プリンの販売スケジュールは、第1弾として「とうもろこしとヨーグルト」「トマトとクリームチーズ」を9~10月に、第2弾「かぼちゃとレーズン」「にんじんと白ワイン」を11~12月、第3弾「ほうれんそうとココナッツ」「じゃがいもととうふ」を'23年1~2月に発売する。

販売店舗は、プルシックオンラインストア(9月1日~)と、プルシック岐阜(9月2日~)。プルシック岐阜での販売は、毎週金・土・日のみ。

プリン6種類のレシピは、特設サイト「AI(愛のプリン)」で8月2日より無償で公開。

第2弾「かぼちゃとレーズン」「にんじんと白ワイン」
第3弾「ほうれんそうとココナッツ」「じゃがいもととうふ」

既にある野菜料理をスイーツに寄せる

プルシックの所浩史オーナーシェフは、6種類のレシピについて「考え方としては、野菜をスイーツにするのではなく、既にある野菜の料理をスイーツに寄せる形で考案しました。例えばにんじんプリンの場合、にんじんをオレンジで香りづけしていますが、これはキャロットラペのレシピを応用しています。ラペはオレンジジュースやグレープフルーツジュースを使うので、今回のにんじんプリンはオレンジをアクセントに入れました」と話す。

プルシック 所浩史オーナーシェフ

NEC デジタルテクノロジー開発研究所長 池谷彰彦氏は、企画が生まれた経緯について次のように述べた。

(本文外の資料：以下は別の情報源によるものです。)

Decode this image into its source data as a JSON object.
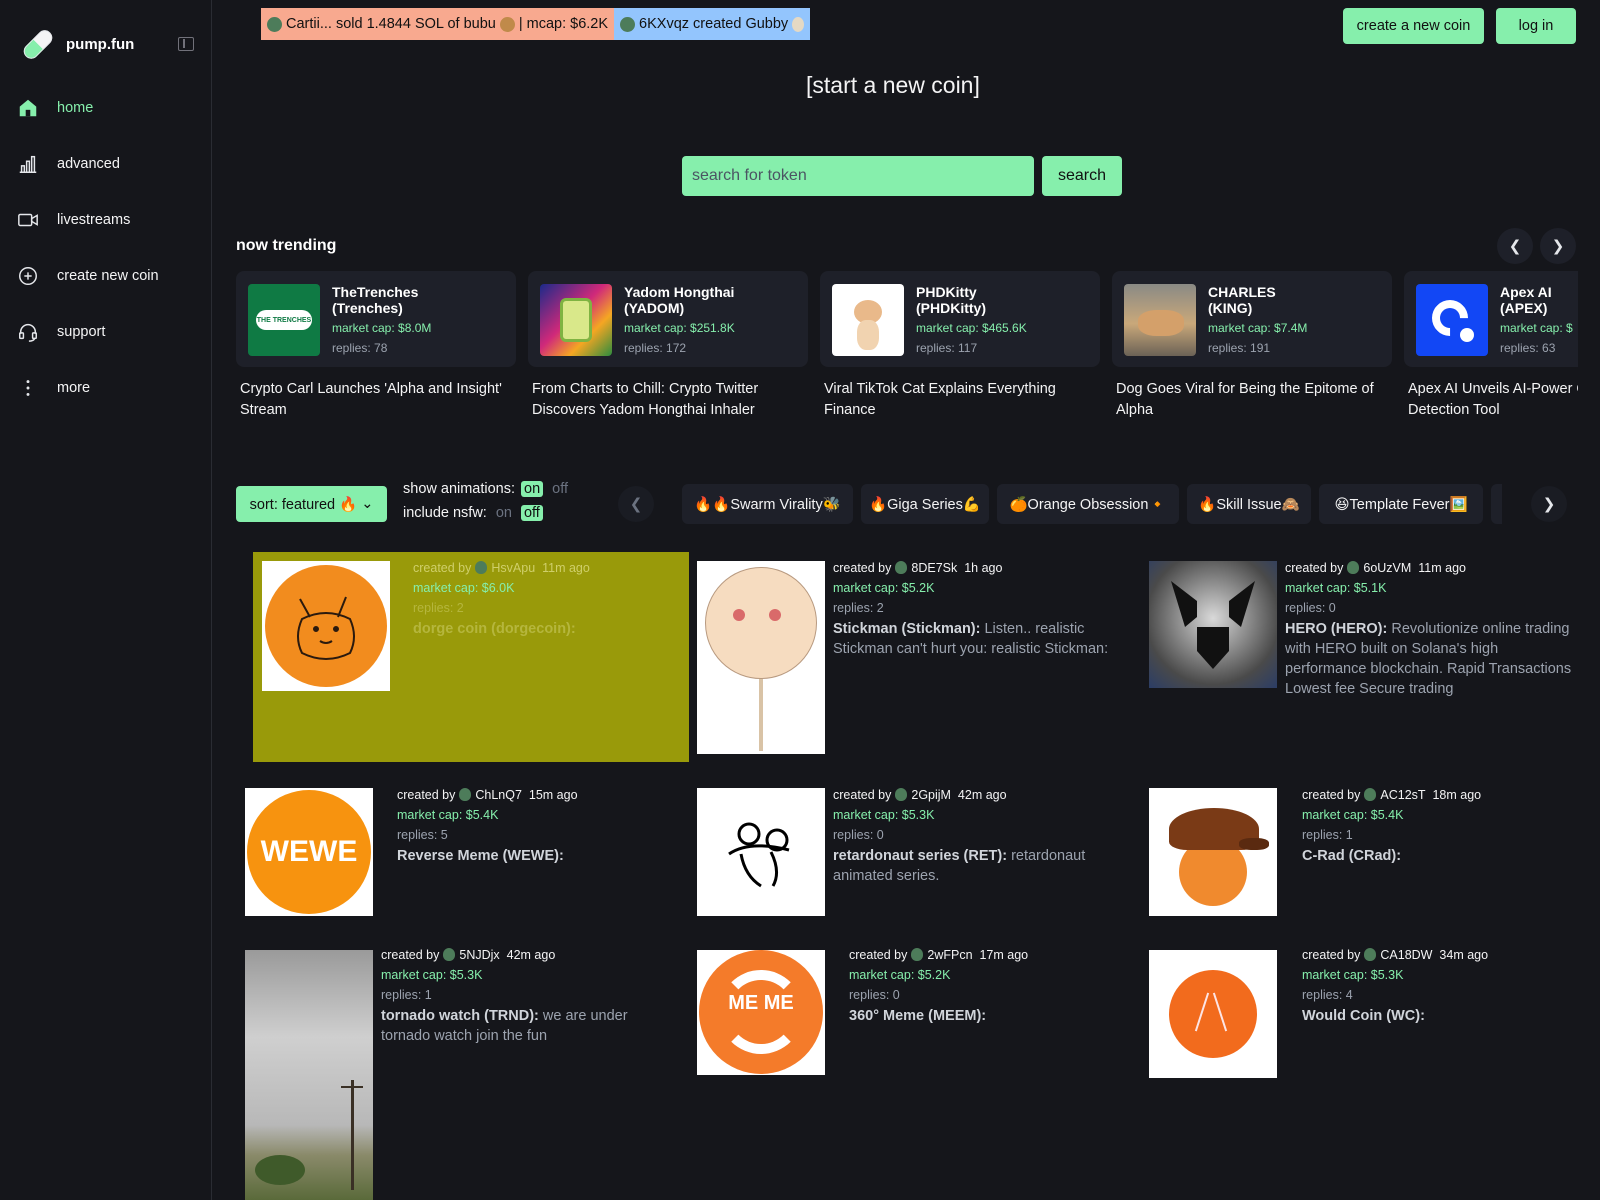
{
  "brand": {
    "name": "pump.fun"
  },
  "nav": [
    {
      "label": "home",
      "icon": "home-icon"
    },
    {
      "label": "advanced",
      "icon": "chart-icon"
    },
    {
      "label": "livestreams",
      "icon": "video-icon"
    },
    {
      "label": "create new coin",
      "icon": "plus-circle-icon"
    },
    {
      "label": "support",
      "icon": "headset-icon"
    },
    {
      "label": "more",
      "icon": "dots-vertical-icon"
    }
  ],
  "ticker": {
    "sell": "Cartii... sold 1.4844 SOL of bubu",
    "sell_mcap": "| mcap: $6.2K",
    "create": "6KXvqz created Gubby"
  },
  "header": {
    "create_label": "create a new coin",
    "login_label": "log in"
  },
  "start_link": "[start a new coin]",
  "search": {
    "placeholder": "search for token",
    "button": "search"
  },
  "trending": {
    "title": "now trending",
    "items": [
      {
        "name": "TheTrenches",
        "ticker": "(Trenches)",
        "cap": "market cap: $8.0M",
        "replies": "replies: 78",
        "headline": "Crypto Carl Launches 'Alpha and Insight' Stream",
        "img_label": "THE TRENCHES"
      },
      {
        "name": "Yadom Hongthai",
        "ticker": "(YADOM)",
        "cap": "market cap: $251.8K",
        "replies": "replies: 172",
        "headline": "From Charts to Chill: Crypto Twitter Discovers Yadom Hongthai Inhaler"
      },
      {
        "name": "PHDKitty",
        "ticker": "(PHDKitty)",
        "cap": "market cap: $465.6K",
        "replies": "replies: 117",
        "headline": "Viral TikTok Cat Explains Everything Finance"
      },
      {
        "name": "CHARLES",
        "ticker": "(KING)",
        "cap": "market cap: $7.4M",
        "replies": "replies: 191",
        "headline": "Dog Goes Viral for Being the Epitome of Alpha"
      },
      {
        "name": "Apex AI",
        "ticker": "(APEX)",
        "cap": "market cap: $",
        "replies": "replies: 63",
        "headline": "Apex AI Unveils AI-Power Cancer Detection Tool"
      }
    ]
  },
  "filters": {
    "sort": "sort: featured 🔥",
    "animations_label": "show animations:",
    "nsfw_label": "include nsfw:",
    "on": "on",
    "off": "off",
    "tags": [
      "🔥🔥Swarm Virality🐝",
      "🔥Giga Series💪",
      "🍊Orange Obsession🔸",
      "🔥Skill Issue🙈",
      "😆Template Fever🖼️"
    ]
  },
  "coins": [
    {
      "creator": "HsvApu",
      "age": "11m ago",
      "cap": "market cap: $6.0K",
      "replies": "replies: 2",
      "title": "dorge coin (dorgecoin):",
      "desc": ""
    },
    {
      "creator": "8DE7Sk",
      "age": "1h ago",
      "cap": "market cap: $5.2K",
      "replies": "replies: 2",
      "title": "Stickman (Stickman):",
      "desc": " Listen.. realistic Stickman can't hurt you: realistic Stickman:"
    },
    {
      "creator": "6oUzVM",
      "age": "11m ago",
      "cap": "market cap: $5.1K",
      "replies": "replies: 0",
      "title": "HERO (HERO):",
      "desc": " Revolutionize online trading with HERO built on Solana's high performance blockchain. Rapid Transactions Lowest fee Secure trading"
    },
    {
      "creator": "ChLnQ7",
      "age": "15m ago",
      "cap": "market cap: $5.4K",
      "replies": "replies: 5",
      "title": "Reverse Meme (WEWE):",
      "desc": "",
      "img_label": "WEWE"
    },
    {
      "creator": "2GpijM",
      "age": "42m ago",
      "cap": "market cap: $5.3K",
      "replies": "replies: 0",
      "title": "retardonaut series (RET):",
      "desc": " retardonaut animated series."
    },
    {
      "creator": "AC12sT",
      "age": "18m ago",
      "cap": "market cap: $5.4K",
      "replies": "replies: 1",
      "title": "C-Rad (CRad):",
      "desc": ""
    },
    {
      "creator": "5NJDjx",
      "age": "42m ago",
      "cap": "market cap: $5.3K",
      "replies": "replies: 1",
      "title": "tornado watch (TRND):",
      "desc": " we are under tornado watch join the fun"
    },
    {
      "creator": "2wFPcn",
      "age": "17m ago",
      "cap": "market cap: $5.2K",
      "replies": "replies: 0",
      "title": "360° Meme (MEEM):",
      "desc": "",
      "img_label": "ME ME"
    },
    {
      "creator": "CA18DW",
      "age": "34m ago",
      "cap": "market cap: $5.3K",
      "replies": "replies: 4",
      "title": "Would Coin (WC):",
      "desc": ""
    }
  ],
  "created_by_label": "created by",
  "colors": {
    "accent": "#86efac",
    "background": "#15161b",
    "card": "#1e2029",
    "featured": "#999a0a"
  }
}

「きっかけは社員同士の他愛ない会話からです。娘が野菜を食べないと話したところ、それを聞いた社員も野菜が嫌いでいまだに食べられないと話し、AIで解決する企画に辿り着きました。NECはこれまでにもAIを使ったコラボ商品をリリースしており、各世代の人生を味わうクラフトビールや、時代のムードを再現したチョコレートなどを販売しました。今回の企画では、野菜嫌いを解決するだけでなく、昨今問題になっている学校給食での食べ残しも解決できるのではないかと考えています」

NEC デジタルテクノロジー開発研究所長 池谷彰彦氏
社員同士の他愛ない会話かきっかけとなった
これまでにもAIを使ったコラボ商品をリリース

カゴメとの協働は、NECからの提案で実現。カゴメの「子どもの野菜に対する意識調査」データを見たNECが、カゴメに声を掛けて始動した、

カゴメ 執行役員 野菜をとろうキャンペーン推進室長 宮地雅典氏は、「カゴメではもともと野菜不足ゼロを推進する『野菜をとろうキャンペーン』に取り組んでいます。1日あたりの野菜摂取目標値は350gですが、実際は平均約290gと約60g不足しており、この数字は10年間ほぼ変わっていません。野菜を食べてもらうために、おいしく上手なとり方を広める活動もしています。今回NECさんから、一緒に子供の野菜嫌いを解決できないかと話をもらい、協力に至りました」とコメントした。